The most successful applications like coding are not the result of pure LLM/generative modeling. They come from closing the loop with an agentic harness. The generate-test-selectively refine loop is the core modality of scientific work. An LLM + RL with Verifiable Rewards + feedback from compiler/terminal runs mimics this process to a great extend.

This is Fisher/Box feedback loop (https://www-sop.inria.fr/members/Ian.Jermyn/philosophy/writi...) implemented on a modern computational system. LLM is just a component. I wish Sutton had commented on this fuller picture of what we have now instead of commenting just on the LLM/Backprop side of things. I am honestly curious of whether such a loop can at least partially automate discovery.

There are more elements to discovery though. It is still not clear where the initial working model/hypothesis comes from or how the updates are selected (unless it is just parameter induction). I recently read about Hanson's Patterns of Discovery which aims in that direction. I have still not read it, but I am curious if it has any mechanistic clues.

▲

flir 2 hours ago | parent [-]

Completely agree on the importance of the harness.

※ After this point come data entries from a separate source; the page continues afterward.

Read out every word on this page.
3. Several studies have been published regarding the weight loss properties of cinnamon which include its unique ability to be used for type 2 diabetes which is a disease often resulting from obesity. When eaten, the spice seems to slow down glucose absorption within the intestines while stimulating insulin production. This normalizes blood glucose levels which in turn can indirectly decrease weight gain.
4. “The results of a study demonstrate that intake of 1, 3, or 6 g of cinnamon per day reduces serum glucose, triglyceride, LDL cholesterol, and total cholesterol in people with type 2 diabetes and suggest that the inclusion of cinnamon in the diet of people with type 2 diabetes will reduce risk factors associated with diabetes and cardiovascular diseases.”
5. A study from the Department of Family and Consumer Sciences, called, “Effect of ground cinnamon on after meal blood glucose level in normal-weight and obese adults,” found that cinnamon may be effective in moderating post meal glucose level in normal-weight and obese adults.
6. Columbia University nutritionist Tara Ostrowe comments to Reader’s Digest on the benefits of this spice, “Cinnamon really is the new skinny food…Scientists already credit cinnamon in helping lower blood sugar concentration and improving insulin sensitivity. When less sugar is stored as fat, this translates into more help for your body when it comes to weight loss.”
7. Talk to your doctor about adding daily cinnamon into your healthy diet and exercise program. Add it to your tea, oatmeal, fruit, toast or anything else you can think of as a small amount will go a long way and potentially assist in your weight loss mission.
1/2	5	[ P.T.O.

The problem I see is the same problem Evolutionary Algorithms had: you can generate potential solutions until you run out of cash, but you still need to evalulate those solutions. You need a fitness function, and that means you need to at least know the general shape of the solution. If anyone knows of any work towards more open-ended fitness functions, I'd love to read it.

	▲	piker 2 hours ago \| parent [-]
		Seems to a layperson like myself that in Math they're using Lean and in programming contexts they're using compilers, such that the models themselves tend towards embedding that determinism "intuitively".